Published 31 May 2019

Buoyed by steady economic expansion, Kuwait’s retail sector is expected to see solid growth in the second half of 2019 and beyond, though fluctuating consumer sentiment and policy changes could weigh on turnover.

Kuwait’s retail industry is forecast to expand at a compound annual growth rate of 4.2% over the coming four years, up from 0.6% in 2012-16. This will make it the second-fastest-growing retail market in the GCC, according to a report issued in late April by Alpen Capital, a Dubai-based investment bank.

Growth will mainly be fuelled by increases in tourism activity, GDP per capita and the number of organised retail stores, building on the estimated $16.7bn in retail sales posted in 2018 and a non-oil GDP contribution of 6.7% in current prices in 2017.
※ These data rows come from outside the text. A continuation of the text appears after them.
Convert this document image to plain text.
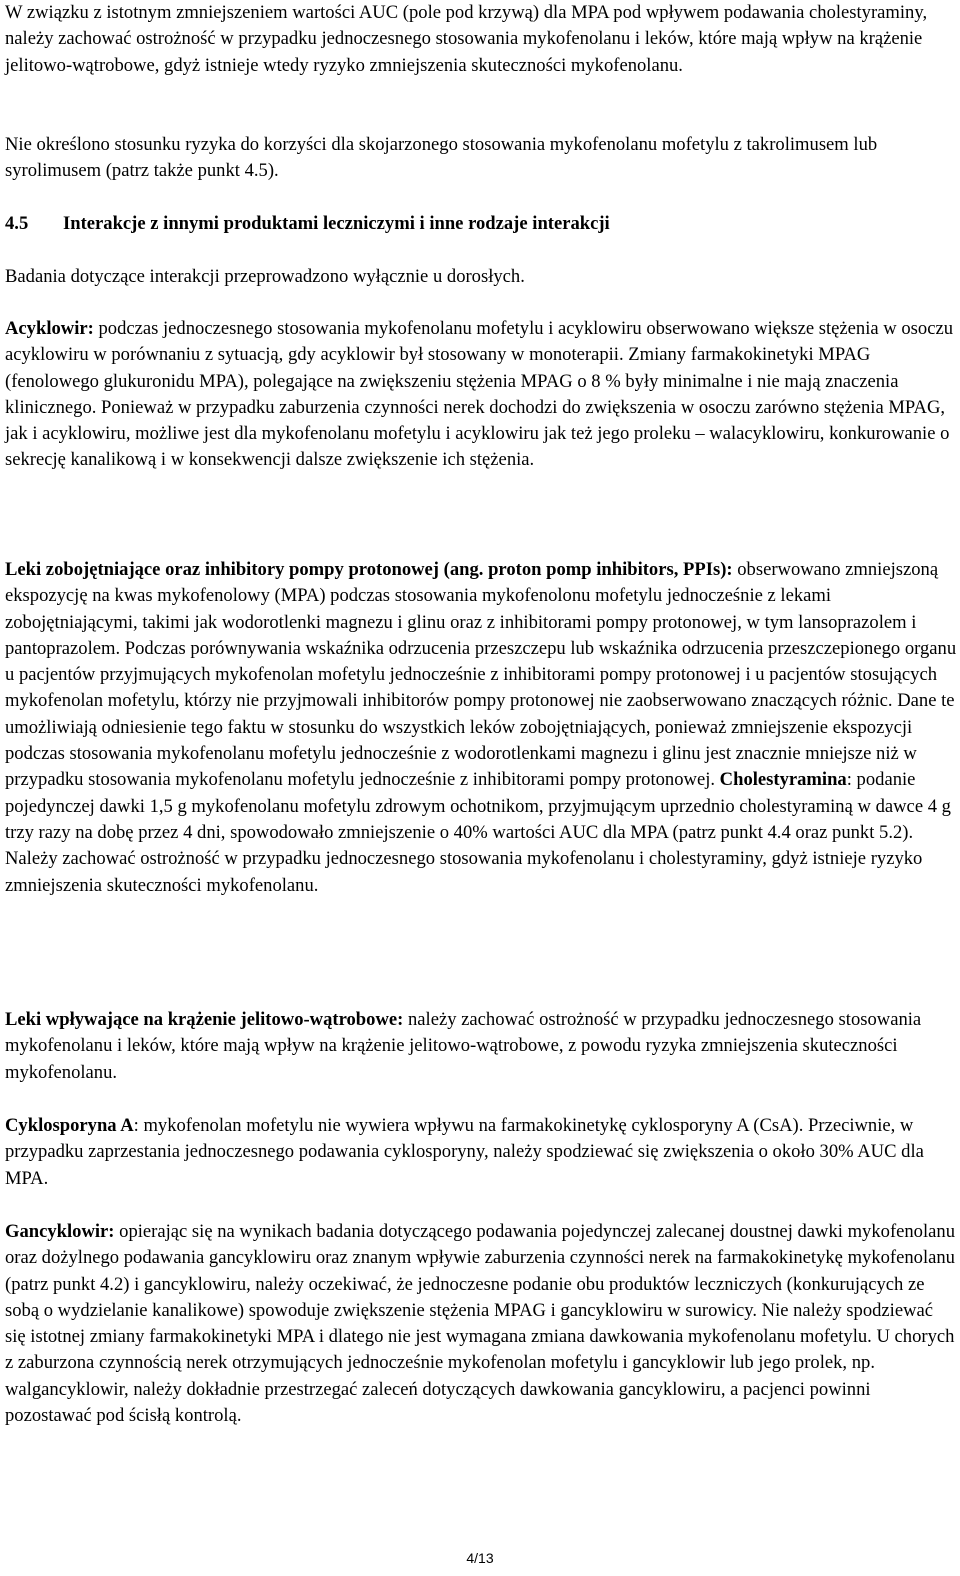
W związku z istotnym zmniejszeniem wartości AUC (pole pod krzywą) dla MPA pod wpływem podawania cholestyraminy, należy zachować ostrożność w przypadku jednoczesnego stosowania mykofenolanu i leków, które mają wpływ na krążenie jelitowo-wątrobowe, gdyż istnieje wtedy ryzyko zmniejszenia skuteczności mykofenolanu.

Nie określono stosunku ryzyka do korzyści dla skojarzonego stosowania mykofenolanu mofetylu z takrolimusem lub syrolimusem (patrz także punkt 4.5).

4.5 Interakcje z innymi produktami leczniczymi i inne rodzaje interakcji

Badania dotyczące interakcji przeprowadzono wyłącznie u dorosłych.

Acyklowir: podczas jednoczesnego stosowania mykofenolanu mofetylu i acyklowiru obserwowano większe stężenia w osoczu acyklowiru w porównaniu z sytuacją, gdy acyklowir był stosowany w monoterapii. Zmiany farmakokinetyki MPAG (fenolowego glukuronidu MPA), polegające na zwiększeniu stężenia MPAG o 8 % były minimalne i nie mają znaczenia klinicznego. Ponieważ w przypadku zaburzenia czynności nerek dochodzi do zwiększenia w osoczu zarówno stężenia MPAG, jak i acyklowiru, możliwe jest dla mykofenolanu mofetylu i acyklowiru jak też jego proleku – walacyklowiru, konkurowanie o sekrecję kanalikową i w konsekwencji dalsze zwiększenie ich stężenia.

Leki zobojętniające oraz inhibitory pompy protonowej (ang. proton pomp inhibitors, PPIs): obserwowano zmniejszoną ekspozycję na kwas mykofenolowy (MPA) podczas stosowania mykofenolonu mofetylu jednocześnie z lekami zobojętniającymi, takimi jak wodorotlenki magnezu i glinu oraz z inhibitorami pompy protonowej, w tym lansoprazolem i pantoprazolem. Podczas porównywania wskaźnika odrzucenia przeszczepu lub wskaźnika odrzucenia przeszczepionego organu u pacjentów przyjmujących mykofenolan mofetylu jednocześnie z inhibitorami pompy protonowej i u pacjentów stosujących mykofenolan mofetylu, którzy nie przyjmowali inhibitorów pompy protonowej nie zaobserwowano znaczących różnic. Dane te umożliwiają odniesienie tego faktu w stosunku do wszystkich leków zobojętniających, ponieważ zmniejszenie ekspozycji podczas stosowania mykofenolanu mofetylu jednocześnie z wodorotlenkami magnezu i glinu jest znacznie mniejsze niż w przypadku stosowania mykofenolanu mofetylu jednocześnie z inhibitorami pompy protonowej. Cholestyramina: podanie pojedynczej dawki 1,5 g mykofenolanu mofetylu zdrowym ochotnikom, przyjmującym uprzednio cholestyraminą w dawce 4 g trzy razy na dobę przez 4 dni, spowodowało zmniejszenie o 40% wartości AUC dla MPA (patrz punkt 4.4 oraz punkt 5.2). Należy zachować ostrożność w przypadku jednoczesnego stosowania mykofenolanu i cholestyraminy, gdyż istnieje ryzyko zmniejszenia skuteczności mykofenolanu.

Leki wpływające na krążenie jelitowo-wątrobowe: należy zachować ostrożność w przypadku jednoczesnego stosowania mykofenolanu i leków, które mają wpływ na krążenie jelitowo-wątrobowe, z powodu ryzyka zmniejszenia skuteczności mykofenolanu.

Cyklosporyna A: mykofenolan mofetylu nie wywiera wpływu na farmakokinetykę cyklosporyny A (CsA). Przeciwnie, w przypadku zaprzestania jednoczesnego podawania cyklosporyny, należy spodziewać się zwiększenia o około 30% AUC dla MPA.

Gancyklowir: opierając się na wynikach badania dotyczącego podawania pojedynczej zalecanej doustnej dawki mykofenolanu oraz dożylnego podawania gancyklowiru oraz znanym wpływie zaburzenia czynności nerek na farmakokinetykę mykofenolanu (patrz punkt 4.2) i gancyklowiru, należy oczekiwać, że jednoczesne podanie obu produktów leczniczych (konkurujących ze sobą o wydzielanie kanalikowe) spowoduje zwiększenie stężenia MPAG i gancyklowiru w surowicy. Nie należy spodziewać się istotnej zmiany farmakokinetyki MPA i dlatego nie jest wymagana zmiana dawkowania mykofenolanu mofetylu. U chorych z zaburzona czynnością nerek otrzymujących jednocześnie mykofenolan mofetylu i gancyklowir lub jego prolek, np. walgancyklowir, należy dokładnie przestrzegać zaleceń dotyczących dawkowania gancyklowiru, a pacjenci powinni pozostawać pod ścisłą kontrolą.

4/13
See also: The Report – Kuwait 2018

Consumers sending mixed messages

While sector growth looks solid in the near term, Kuwaiti consumer confidence has fluctuated in recent months, possibly reflecting shifts in economic expectations. Uncertainty over public spending and revenue, policy proposals affecting expatriates and regional tensions have all weighed on sentiment.

The general consumer confidence index produced by regional research consultancy ARA showed that sentiment rose from 103 points in January to 108 points in February before falling back to 103 the following month.

Among the six subindices, only employment opportunities recorded an improvement between February and March, rising from 146 to 148 points.

Future employment growth and higher earnings potential would bode well for the retail industry, as increased labour participation rates could lead to greater spending power.

Expat exodus to impact sales

Given their significant disposable income and the fact that they account for roughly 70% of the population in Kuwait, expatriates make a considerable contribution to the local retail market in terms of sales and employment.

The retail and wholesale sector accounts for more than 500,000 jobs, second only to the public sector. Of this total, some 480,000 positions were held by foreigners.

The policy of Kuwaitisation – which is aimed at reducing the number of expatriates in the workforce, particularly in the public sector – could therefore have a negative impact on retail sales.

Expatriates employed by the state are increasingly being winnowed down. More than 2500 foreign employees were removed from the public payroll in the first five months of 2019, in addition to the 3100 made redundant last year, according to government officials quoted in local media.

While there has been an increase in overall expatriate numbers, this growth has been linked to the rollout of new infrastructure and development projects, with the recruitment of foreign blue-collar workers bolstering employment numbers.

Such workers, who have low levels of pay and remit much of their salaries to their home countries, have less impact on retail sales than expatriate white-collar workers, whose numbers are being reduced by government policies and replaced by Kuwaiti nationals.

The expatriate community has also been impacted by the government’s efforts to expand its revenue base and recoup some of the costs of services. This included increasing fees for employment permits and health services for overseas workers.

Additionally, there have been calls to increase the tax burden on expatriates, which would further lower their disposable incomes and spending power.

In mid-May the Parliament discussed a proposal to impose a levy of up to 5% on overseas remittances made by foreign workers, with estimates that the new policy could generate tax revenue of KD200m ($660m) per year.

However, analysts have warned that the levy could accelerate the exodus of skilled professionals from the country.

Though the government’s policy would open up more jobs for the local community, the advantages could be offset by nationals seeking higher wages than those paid to the foreign staff they replaced, pushing up operating costs, which could subsequently be passed onto the consumer.